I wrote this post on how to write an artist statement back in June 2009, and it is still, to this day, in the top five of visited pages on my site every month. In short, I recommended any given statement for a work of art include three things: what the piece is, what we see or experience, and what is at stake in that experience, for us to practice beyond our initial artistic encounter. I expounded on this a bit more, then went on to offer seven additional guidelines for your text, which should, I recommended, be 300-500 words.
But that’s for individual works of art. What about your overarching artist statement, for a series, body of work, or, yet more difficult, your practice overall?
The answer is simpler than you think. Do a statement like this/the above for three or four pieces, individually, then look for overlaps in the stakes between them, in order to write around them. And edit this all down to fit it into one page, maybe 700 words or so.

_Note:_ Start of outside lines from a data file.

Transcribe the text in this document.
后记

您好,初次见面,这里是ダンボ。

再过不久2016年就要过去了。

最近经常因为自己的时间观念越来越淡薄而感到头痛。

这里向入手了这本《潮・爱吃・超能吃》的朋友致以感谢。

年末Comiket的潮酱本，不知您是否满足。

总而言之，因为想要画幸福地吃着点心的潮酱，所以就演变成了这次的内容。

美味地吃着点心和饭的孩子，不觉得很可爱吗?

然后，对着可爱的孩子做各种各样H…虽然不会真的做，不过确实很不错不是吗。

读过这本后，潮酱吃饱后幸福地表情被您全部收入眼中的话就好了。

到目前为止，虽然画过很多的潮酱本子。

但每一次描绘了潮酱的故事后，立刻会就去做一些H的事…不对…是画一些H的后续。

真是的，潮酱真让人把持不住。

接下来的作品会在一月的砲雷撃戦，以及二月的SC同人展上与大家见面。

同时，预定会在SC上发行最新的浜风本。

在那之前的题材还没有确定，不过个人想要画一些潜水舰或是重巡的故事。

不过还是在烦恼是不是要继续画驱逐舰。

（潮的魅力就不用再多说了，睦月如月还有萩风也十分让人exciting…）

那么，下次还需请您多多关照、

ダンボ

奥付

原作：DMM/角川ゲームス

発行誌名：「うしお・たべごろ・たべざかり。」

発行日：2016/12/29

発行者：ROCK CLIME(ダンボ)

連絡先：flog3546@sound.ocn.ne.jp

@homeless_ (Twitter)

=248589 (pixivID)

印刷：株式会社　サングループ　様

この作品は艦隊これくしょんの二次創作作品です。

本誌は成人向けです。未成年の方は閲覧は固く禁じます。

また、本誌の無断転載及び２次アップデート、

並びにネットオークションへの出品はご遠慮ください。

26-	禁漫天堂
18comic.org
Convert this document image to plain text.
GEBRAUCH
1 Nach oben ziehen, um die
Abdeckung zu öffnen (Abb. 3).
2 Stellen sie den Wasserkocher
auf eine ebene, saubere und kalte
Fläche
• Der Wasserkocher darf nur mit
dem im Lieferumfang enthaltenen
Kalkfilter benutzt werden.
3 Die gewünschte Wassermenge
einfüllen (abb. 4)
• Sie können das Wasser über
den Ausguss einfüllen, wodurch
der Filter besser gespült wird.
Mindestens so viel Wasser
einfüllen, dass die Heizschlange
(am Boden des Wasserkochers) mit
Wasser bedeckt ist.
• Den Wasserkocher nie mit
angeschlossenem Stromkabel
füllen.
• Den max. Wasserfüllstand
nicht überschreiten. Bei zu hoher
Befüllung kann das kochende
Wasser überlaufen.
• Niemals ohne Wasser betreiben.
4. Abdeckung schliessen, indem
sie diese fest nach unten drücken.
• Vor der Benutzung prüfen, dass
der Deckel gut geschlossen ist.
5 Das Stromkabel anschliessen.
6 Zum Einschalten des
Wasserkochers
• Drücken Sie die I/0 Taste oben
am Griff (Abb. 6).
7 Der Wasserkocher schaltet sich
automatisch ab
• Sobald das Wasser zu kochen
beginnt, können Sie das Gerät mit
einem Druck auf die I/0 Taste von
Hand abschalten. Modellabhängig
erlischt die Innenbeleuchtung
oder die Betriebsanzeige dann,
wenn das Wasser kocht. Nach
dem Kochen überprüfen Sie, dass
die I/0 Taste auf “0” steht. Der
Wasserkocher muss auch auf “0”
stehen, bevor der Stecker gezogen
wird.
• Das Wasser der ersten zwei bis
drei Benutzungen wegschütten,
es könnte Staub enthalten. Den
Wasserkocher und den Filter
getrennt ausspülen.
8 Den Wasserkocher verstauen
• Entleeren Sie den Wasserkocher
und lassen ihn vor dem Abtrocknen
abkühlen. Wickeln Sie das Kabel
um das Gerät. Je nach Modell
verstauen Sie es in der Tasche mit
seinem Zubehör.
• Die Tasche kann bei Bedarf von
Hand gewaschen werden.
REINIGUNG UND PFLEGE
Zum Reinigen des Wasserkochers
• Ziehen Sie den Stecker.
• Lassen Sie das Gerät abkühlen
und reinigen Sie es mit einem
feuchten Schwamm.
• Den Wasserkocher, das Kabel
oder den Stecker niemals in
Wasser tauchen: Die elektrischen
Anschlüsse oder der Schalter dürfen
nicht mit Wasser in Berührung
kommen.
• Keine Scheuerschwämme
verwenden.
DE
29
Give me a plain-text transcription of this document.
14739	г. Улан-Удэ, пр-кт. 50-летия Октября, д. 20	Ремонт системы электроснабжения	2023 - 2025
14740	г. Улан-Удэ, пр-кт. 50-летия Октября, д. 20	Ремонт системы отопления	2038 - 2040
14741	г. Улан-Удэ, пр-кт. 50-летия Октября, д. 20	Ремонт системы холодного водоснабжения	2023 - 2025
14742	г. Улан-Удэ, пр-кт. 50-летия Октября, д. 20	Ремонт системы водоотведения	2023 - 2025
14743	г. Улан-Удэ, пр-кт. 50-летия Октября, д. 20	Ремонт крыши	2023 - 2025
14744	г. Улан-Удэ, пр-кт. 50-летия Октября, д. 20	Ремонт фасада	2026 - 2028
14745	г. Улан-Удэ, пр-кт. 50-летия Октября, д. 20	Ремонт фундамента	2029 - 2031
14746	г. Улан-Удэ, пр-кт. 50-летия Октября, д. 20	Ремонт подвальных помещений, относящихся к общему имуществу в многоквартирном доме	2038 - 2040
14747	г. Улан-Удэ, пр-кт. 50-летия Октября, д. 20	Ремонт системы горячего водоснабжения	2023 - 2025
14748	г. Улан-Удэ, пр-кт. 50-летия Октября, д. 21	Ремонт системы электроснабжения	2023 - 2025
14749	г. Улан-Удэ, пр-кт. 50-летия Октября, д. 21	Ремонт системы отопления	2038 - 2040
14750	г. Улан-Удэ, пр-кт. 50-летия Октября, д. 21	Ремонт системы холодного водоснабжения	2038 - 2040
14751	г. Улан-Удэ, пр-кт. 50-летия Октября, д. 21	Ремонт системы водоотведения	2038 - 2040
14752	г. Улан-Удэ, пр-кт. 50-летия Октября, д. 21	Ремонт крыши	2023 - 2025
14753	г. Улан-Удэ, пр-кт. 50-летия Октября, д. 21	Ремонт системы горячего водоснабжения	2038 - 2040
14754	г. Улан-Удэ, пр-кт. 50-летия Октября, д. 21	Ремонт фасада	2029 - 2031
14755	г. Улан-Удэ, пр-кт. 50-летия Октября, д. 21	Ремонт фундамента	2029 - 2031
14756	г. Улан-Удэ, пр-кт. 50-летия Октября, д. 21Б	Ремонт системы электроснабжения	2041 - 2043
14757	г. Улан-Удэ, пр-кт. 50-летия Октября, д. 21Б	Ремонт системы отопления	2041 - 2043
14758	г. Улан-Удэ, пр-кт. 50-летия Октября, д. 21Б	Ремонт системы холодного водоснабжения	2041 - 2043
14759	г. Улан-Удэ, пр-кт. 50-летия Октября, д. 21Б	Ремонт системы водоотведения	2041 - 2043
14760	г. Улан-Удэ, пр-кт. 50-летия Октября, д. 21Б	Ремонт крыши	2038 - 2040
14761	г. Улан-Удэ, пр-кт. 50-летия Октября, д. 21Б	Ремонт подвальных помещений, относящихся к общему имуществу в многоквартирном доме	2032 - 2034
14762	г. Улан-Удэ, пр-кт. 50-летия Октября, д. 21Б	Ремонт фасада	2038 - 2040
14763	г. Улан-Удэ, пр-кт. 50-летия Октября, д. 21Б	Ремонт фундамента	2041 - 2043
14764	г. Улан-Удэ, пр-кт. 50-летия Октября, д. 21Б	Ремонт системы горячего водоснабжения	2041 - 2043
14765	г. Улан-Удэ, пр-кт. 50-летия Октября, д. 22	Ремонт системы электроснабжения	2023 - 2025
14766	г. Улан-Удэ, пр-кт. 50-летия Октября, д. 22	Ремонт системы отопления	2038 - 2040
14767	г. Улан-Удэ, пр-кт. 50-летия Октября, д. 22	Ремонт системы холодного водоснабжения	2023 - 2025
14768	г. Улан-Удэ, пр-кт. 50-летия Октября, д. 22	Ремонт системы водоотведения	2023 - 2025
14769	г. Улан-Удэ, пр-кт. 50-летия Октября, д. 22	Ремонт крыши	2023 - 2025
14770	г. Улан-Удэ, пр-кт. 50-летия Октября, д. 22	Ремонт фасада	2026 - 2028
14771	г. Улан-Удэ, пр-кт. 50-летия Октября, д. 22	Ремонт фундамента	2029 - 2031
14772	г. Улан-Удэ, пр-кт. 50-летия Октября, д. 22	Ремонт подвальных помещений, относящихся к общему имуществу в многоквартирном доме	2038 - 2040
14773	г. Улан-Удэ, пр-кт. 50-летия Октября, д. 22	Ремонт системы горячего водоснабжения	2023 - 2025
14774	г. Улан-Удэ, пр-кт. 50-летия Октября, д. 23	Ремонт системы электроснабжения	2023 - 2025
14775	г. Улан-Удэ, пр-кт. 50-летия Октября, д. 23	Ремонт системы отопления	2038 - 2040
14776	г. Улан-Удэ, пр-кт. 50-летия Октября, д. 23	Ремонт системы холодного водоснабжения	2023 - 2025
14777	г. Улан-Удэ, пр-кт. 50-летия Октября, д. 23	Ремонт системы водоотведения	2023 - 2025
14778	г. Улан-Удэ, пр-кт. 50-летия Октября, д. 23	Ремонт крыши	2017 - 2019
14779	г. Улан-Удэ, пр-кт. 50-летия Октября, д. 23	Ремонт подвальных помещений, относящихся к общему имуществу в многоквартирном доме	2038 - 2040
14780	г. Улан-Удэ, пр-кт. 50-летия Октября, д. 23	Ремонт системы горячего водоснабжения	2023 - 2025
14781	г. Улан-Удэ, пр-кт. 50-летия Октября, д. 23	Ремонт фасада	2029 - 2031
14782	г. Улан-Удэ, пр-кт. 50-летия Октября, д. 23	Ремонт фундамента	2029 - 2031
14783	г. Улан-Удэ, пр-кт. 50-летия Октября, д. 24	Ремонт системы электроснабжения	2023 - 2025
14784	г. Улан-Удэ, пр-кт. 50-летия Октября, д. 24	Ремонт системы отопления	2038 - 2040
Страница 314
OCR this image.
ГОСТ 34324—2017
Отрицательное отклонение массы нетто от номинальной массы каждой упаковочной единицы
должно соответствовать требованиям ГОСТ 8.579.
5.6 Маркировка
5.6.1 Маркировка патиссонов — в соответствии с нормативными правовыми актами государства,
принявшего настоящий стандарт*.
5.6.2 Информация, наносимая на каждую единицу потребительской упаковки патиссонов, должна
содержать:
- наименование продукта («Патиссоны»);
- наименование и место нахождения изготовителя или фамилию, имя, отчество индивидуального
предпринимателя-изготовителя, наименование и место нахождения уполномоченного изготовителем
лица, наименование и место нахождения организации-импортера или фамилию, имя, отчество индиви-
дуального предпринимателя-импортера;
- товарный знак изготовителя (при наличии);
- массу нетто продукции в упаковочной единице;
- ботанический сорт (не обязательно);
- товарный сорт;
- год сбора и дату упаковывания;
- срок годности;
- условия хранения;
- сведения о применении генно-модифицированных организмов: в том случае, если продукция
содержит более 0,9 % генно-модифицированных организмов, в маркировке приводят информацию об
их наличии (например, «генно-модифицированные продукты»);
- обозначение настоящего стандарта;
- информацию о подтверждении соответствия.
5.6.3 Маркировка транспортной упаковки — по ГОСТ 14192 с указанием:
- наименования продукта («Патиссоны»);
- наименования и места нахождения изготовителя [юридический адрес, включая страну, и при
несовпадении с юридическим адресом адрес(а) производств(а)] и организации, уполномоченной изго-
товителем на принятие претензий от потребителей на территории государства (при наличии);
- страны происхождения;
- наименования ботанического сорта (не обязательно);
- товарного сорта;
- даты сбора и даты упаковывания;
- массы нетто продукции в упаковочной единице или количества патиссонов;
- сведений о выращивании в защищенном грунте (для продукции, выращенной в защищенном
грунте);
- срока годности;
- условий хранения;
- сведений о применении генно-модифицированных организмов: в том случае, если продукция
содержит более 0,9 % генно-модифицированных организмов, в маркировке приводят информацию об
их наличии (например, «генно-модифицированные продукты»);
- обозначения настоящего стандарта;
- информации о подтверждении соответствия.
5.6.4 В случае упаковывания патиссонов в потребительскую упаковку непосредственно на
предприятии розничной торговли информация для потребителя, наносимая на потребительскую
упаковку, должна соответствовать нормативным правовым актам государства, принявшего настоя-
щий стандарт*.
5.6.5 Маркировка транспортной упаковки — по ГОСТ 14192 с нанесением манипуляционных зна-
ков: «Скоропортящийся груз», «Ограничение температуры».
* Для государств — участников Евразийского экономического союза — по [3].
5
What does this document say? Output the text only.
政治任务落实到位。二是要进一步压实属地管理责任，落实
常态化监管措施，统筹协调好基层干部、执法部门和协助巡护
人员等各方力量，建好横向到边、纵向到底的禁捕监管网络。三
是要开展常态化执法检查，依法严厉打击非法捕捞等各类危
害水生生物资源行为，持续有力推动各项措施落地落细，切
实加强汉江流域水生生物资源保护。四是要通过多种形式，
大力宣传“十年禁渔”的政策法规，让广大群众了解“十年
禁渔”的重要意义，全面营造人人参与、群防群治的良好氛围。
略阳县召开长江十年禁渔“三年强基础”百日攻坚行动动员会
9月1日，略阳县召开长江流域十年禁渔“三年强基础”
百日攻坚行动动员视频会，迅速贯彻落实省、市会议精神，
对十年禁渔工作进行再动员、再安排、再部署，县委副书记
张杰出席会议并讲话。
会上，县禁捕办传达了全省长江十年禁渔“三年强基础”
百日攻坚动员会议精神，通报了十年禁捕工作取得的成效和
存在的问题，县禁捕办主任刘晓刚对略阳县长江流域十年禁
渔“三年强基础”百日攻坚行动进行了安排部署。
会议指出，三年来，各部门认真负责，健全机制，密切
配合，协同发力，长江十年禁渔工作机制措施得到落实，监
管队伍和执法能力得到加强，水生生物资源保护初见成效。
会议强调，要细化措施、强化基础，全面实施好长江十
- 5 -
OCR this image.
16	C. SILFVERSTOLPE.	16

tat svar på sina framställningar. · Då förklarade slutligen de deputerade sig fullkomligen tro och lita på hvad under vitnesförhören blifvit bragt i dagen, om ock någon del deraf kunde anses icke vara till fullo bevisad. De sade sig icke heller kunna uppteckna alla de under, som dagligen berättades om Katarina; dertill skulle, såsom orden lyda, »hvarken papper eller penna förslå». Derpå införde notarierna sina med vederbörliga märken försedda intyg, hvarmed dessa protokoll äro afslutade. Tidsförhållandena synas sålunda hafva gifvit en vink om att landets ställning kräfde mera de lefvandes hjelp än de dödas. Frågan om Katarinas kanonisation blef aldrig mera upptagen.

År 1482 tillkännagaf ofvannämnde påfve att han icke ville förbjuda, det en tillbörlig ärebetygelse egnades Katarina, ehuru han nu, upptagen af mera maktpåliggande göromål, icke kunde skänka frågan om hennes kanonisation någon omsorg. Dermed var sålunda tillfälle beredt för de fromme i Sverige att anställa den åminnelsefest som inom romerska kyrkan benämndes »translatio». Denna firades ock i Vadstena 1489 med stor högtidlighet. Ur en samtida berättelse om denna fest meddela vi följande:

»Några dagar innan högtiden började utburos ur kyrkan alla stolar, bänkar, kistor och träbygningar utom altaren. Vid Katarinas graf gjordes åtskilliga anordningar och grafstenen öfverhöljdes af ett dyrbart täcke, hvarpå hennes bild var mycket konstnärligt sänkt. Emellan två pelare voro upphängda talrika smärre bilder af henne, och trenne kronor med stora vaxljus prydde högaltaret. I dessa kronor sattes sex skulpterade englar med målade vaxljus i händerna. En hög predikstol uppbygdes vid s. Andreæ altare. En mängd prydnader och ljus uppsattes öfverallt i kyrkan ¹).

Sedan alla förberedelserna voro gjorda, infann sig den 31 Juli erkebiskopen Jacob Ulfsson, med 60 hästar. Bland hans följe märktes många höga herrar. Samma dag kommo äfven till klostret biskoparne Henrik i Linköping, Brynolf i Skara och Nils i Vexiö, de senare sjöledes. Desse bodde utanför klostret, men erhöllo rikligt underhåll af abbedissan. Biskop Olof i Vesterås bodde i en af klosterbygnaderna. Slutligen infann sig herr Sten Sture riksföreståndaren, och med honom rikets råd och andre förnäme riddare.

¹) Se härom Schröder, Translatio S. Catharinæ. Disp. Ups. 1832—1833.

Too often, artists begin writing an overall statement about their work in a vacuum, or rather, regarding their personal relationship to their art, instead of their viewers’. But “I’m interested in,” or “my work explores,” and “I research and relate….” are about your practice or what you want your work to do. Very often, such statements only describe the last piece you made, the work you wish you were making, or the processes you used to produce them. The experience of viewership of extant art is a very different thing. And writing a material and/or relational experience for us is precisely how you invite audiences in to material and/or relational art.
Your statement should rather start with something similar to the above. “I make x, which do y, and z is why that is important.”
Then… wait for it… …
For example, in [title of piece] … [summarize one artist statement you already wrote. What it is, what we experience, why that’s important. Refer back to this post when writing!].
Or with [do that again, for another piece].
And in [one more time, another piece].
Overall, the work… TA DA!!!
And so, write the immediately above first. Take your individual works for what they are, and do – even ask others what they are and do for them – before you write around them. And be as concise as you can in this.
But Nathaniel, you may say, your artist statement is SUPER long! That’s true. Yet it follows that same format; it just does so three times in a row, for lots of work, with transitions, so that those web surfers looking for specific pieces I am known for will be able to search for them and know they’ve come to the right place. Remember: I have a 20 year artistic research practice, across printmaking, writing, installation, interaction, networked art, sculpture, performance, and more – and some folks only know one or another of the media I work with, depending on their field. Most people who come to my site already know something about me, and are looking for a specific piece, and I make sure they can find it. I wouldn’t put that entire long statement on an exhibition, or send it to a residency. I would choose three pieces, and perhaps write around those, again. And I recommend said same for all my students and peers, in a given space.
Remember: writing, theory, philosophy and storytelling tell us the stakes of what we do and are, what we might be in the future. Art brings those stakes into the room, as material form, or experience. And so you must always include what your art is, and how we engage, so as to have us regard its import. And then write-with that story, think and share, again and again.